A High Current Density Direct‐Current Generator Based on a Moving van der Waals Schottky Diode

Traditionally, Schottky diodes are used statically in the electronic information industry while dynamic or moving Schottky diode–based applications are rarely explored. Herein, a novel Schottky diode named “moving Schottky diode generator” is designed, which can convert mechanical energy into electrical energy by means of lateral movement between the graphene/metal film and semiconductor. The mechanism is based on the built‐in electric field separation of the diffusing carriers in moving Schottky diode. A current‐density output up of 40.0 A m−2 is achieved through minimizing the contact distance between metal and semiconductor, which is 100–1000 times higher than former piezoelectric and triboelectric nanogenerators.
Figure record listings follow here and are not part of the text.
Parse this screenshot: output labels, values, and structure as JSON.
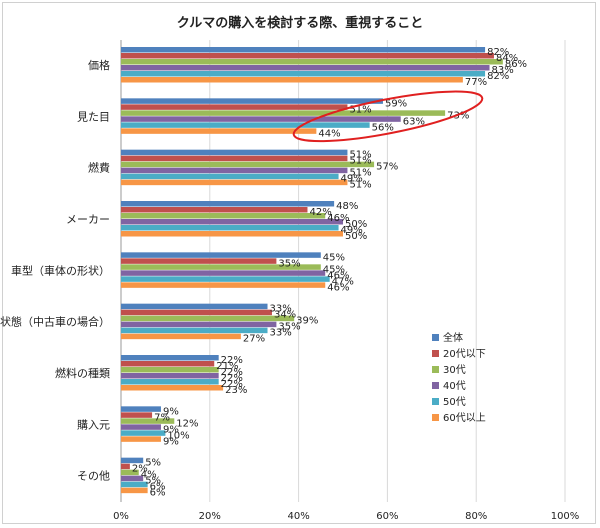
{
  "chart_data": {
    "type": "bar",
    "orientation": "horizontal",
    "title": "クルマの購入を検討する際、重視すること",
    "categories": [
      "価格",
      "見た目",
      "燃費",
      "メーカー",
      "車型（車体の形状）",
      "状態（中古車の場合）",
      "燃料の種類",
      "購入元",
      "その他"
    ],
    "series": [
      {
        "name": "全体",
        "color": "#4f81bd",
        "values": [
          82,
          59,
          51,
          48,
          45,
          33,
          22,
          9,
          5
        ]
      },
      {
        "name": "20代以下",
        "color": "#c0504d",
        "values": [
          84,
          51,
          51,
          42,
          35,
          34,
          21,
          7,
          2
        ]
      },
      {
        "name": "30代",
        "color": "#9bbb59",
        "values": [
          86,
          73,
          57,
          46,
          45,
          39,
          22,
          12,
          4
        ]
      },
      {
        "name": "40代",
        "color": "#8064a2",
        "values": [
          83,
          63,
          51,
          50,
          46,
          35,
          22,
          9,
          5
        ]
      },
      {
        "name": "50代",
        "color": "#4bacc6",
        "values": [
          82,
          56,
          49,
          49,
          47,
          33,
          22,
          10,
          6
        ]
      },
      {
        "name": "60代以上",
        "color": "#f79646",
        "values": [
          77,
          44,
          51,
          50,
          46,
          27,
          23,
          9,
          6
        ]
      }
    ],
    "value_labels": [
      [
        "82%",
        "59%",
        "51%",
        "48%",
        "45%",
        "33%",
        "22%",
        "9%",
        "5%"
      ],
      [
        "84%",
        "51%",
        "51%",
        "42%",
        "35%",
        "34%",
        "21%",
        "7%",
        "2%"
      ],
      [
        "86%",
        "73%",
        "57%",
        "46%",
        "45%",
        "39%",
        "22%",
        "12%",
        "4%"
      ],
      [
        "83%",
        "63%",
        "51%",
        "50%",
        "46%",
        "35%",
        "22%",
        "9%",
        "5%"
      ],
      [
        "82%",
        "56%",
        "49%",
        "49%",
        "47%",
        "33%",
        "22%",
        "10%",
        "6%"
      ],
      [
        "77%",
        "44%",
        "51%",
        "50%",
        "46%",
        "27%",
        "23%",
        "9%",
        "6%"
      ]
    ],
    "xlim": [
      0,
      100
    ],
    "x_ticks": [
      "0%",
      "20%",
      "40%",
      "60%",
      "80%",
      "100%"
    ],
    "legend_position": "right",
    "grid": "vertical",
    "annotation": {
      "type": "ellipse",
      "color": "#e02020",
      "category": "見た目"
    }
  }
}
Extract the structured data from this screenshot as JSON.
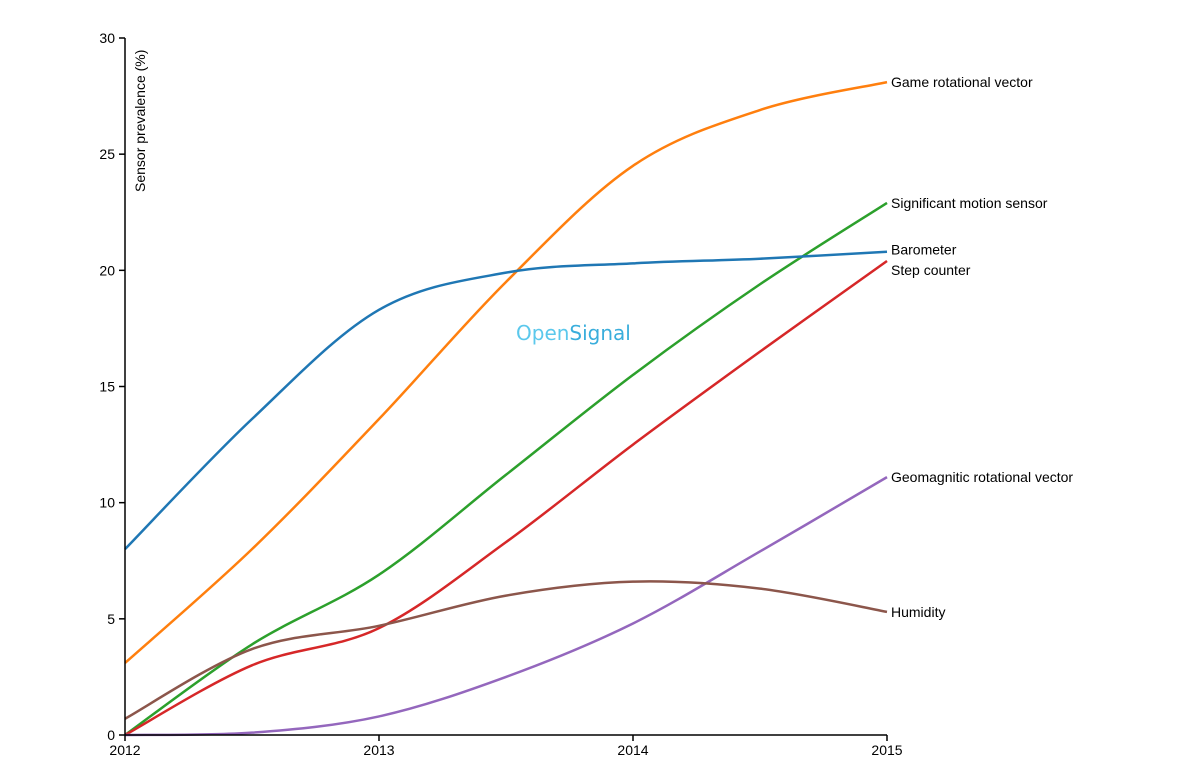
{
  "chart_data": {
    "type": "line",
    "title": "",
    "xlabel": "",
    "ylabel": "Sensor prevalence (%)",
    "xlim": [
      2012,
      2015
    ],
    "ylim": [
      0,
      30
    ],
    "x_ticks": [
      "2012",
      "2013",
      "2014",
      "2015"
    ],
    "y_ticks": [
      "0",
      "5",
      "10",
      "15",
      "20",
      "25",
      "30"
    ],
    "grid": false,
    "legend_position": "inline labels at line ends (right)",
    "x": [
      2012,
      2012.5,
      2013,
      2013.5,
      2014,
      2014.5,
      2015
    ],
    "series": [
      {
        "name": "Game rotational vector",
        "color": "#ff7f0e",
        "values": [
          3.1,
          8.0,
          13.6,
          19.5,
          24.5,
          26.9,
          28.1
        ]
      },
      {
        "name": "Significant motion sensor",
        "color": "#2ca02c",
        "values": [
          0,
          3.9,
          6.9,
          11.2,
          15.5,
          19.4,
          22.9
        ]
      },
      {
        "name": "Barometer",
        "color": "#1f77b4",
        "values": [
          8.0,
          13.6,
          18.3,
          19.9,
          20.3,
          20.5,
          20.8
        ]
      },
      {
        "name": "Step counter",
        "color": "#d62728",
        "values": [
          0,
          3.0,
          4.6,
          8.3,
          12.5,
          16.5,
          20.4
        ]
      },
      {
        "name": "Geomagnitic rotational vector",
        "color": "#9467bd",
        "values": [
          0,
          0.1,
          0.8,
          2.5,
          4.8,
          7.9,
          11.1
        ]
      },
      {
        "name": "Humidity",
        "color": "#8c564b",
        "values": [
          0.7,
          3.7,
          4.7,
          6.0,
          6.6,
          6.3,
          5.3
        ]
      }
    ],
    "annotations": [
      "OpenSignal"
    ]
  },
  "watermark": {
    "part1": "Open",
    "part2": "Signal",
    "color1": "#5bc8ec",
    "color2": "#3aaedc"
  },
  "label_offsets": {
    "Barometer": -2,
    "Step counter": 9
  }
}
The power density and power conversion efficiency of the heterostructure‐based generator can reach 5.25 W m−2 and 20.8%, which can be further enhanced by Schottky junction interface design. Moreover, the graphene film/semiconductor moving Schottky diode–based generator behaves better flexibility and stability, which does not show obvious degradation after 10 000 times of running, indicating its great potential in the usage of portable energy source. This moving Schottky diode direct‐current generator can light up a blue light‐emitting diode and a flexible graphene wristband is demonstrated for wearable energy source. A sustainable dynamic or moving Schottky diode generator is designed, which can convert mechanical energy into electrical energy by means of lateral movement between the graphene/metal film and the semiconductor. The mechanism is based on the built‐in electric field separation of diffusing carriers in the moving Schottky depletion layer. This direct‐current generator with efficiency over 20% can light up a light‐emitting diode, and a flexible graphene wristband generator is demonstrated.